RoParQ: Paraphrase-Aware Alignment of Large Language Models Towards Robustness to Paraphrased Questions
This work addresses the issue of unreliable LLM behavior for users in question-answering tasks, though it is incremental as it builds on existing fine-tuning methods.
The authors tackled the problem of large language models (LLMs) showing inconsistent answers to paraphrased questions, and they introduced a benchmark and fine-tuning strategy that significantly improved robustness, with lightweight models achieving consistency comparable to larger models.
Large Language Models (LLMs) often exhibit inconsistent behavior when answering paraphrased questions, suggesting a reliance on surface-level patterns rather than true semantic understanding.
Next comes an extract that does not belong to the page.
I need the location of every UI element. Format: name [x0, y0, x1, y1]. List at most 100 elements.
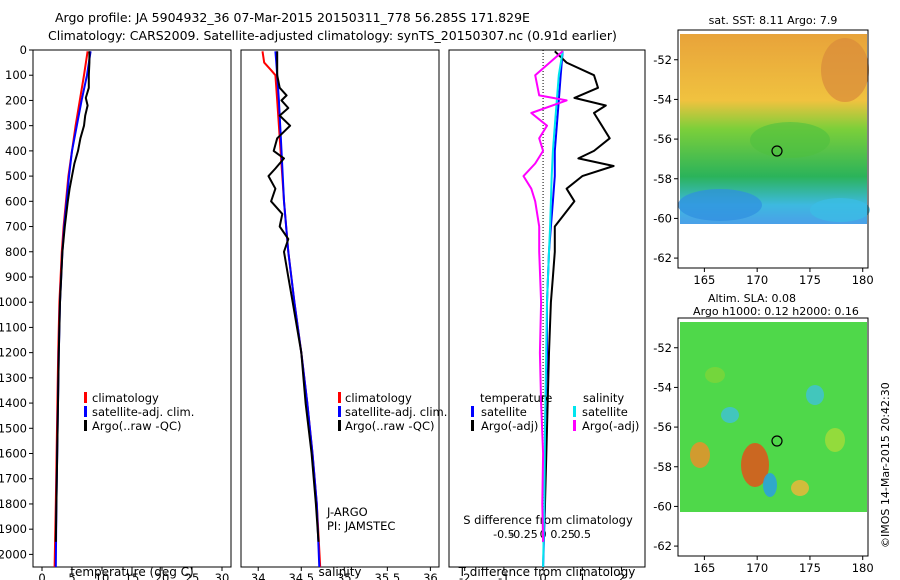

To address this limitation, we introduce RoParQ, a benchmark specifically constructed to evaluate cross-paraphrase consistency in closed-book multiple-choice QA. This benchmark is derived from standard datasets by generating paraphrases via proprietary models and selectively retaining examples that elicit inconsistent confidence from a judge model. We further propose XParaCon, a novel evaluation metric that quantifies a model's robustness by measuring the standard deviation of accuracies across question variants. Additionally, we implement a reasoning-based, paraphrase-aware Supervised Fine-Tuning (SFT) strategy designed to align models toward semantic invariance. Our experiments demonstrate that this targeted alignment significantly enhances robustness. Notably, fine-tuned lightweight models achieved consistency levels comparable to much larger pre-trained models. These results highlight the efficacy of our approach in mitigating superficial memorization and fostering more robust, reliable LLMs.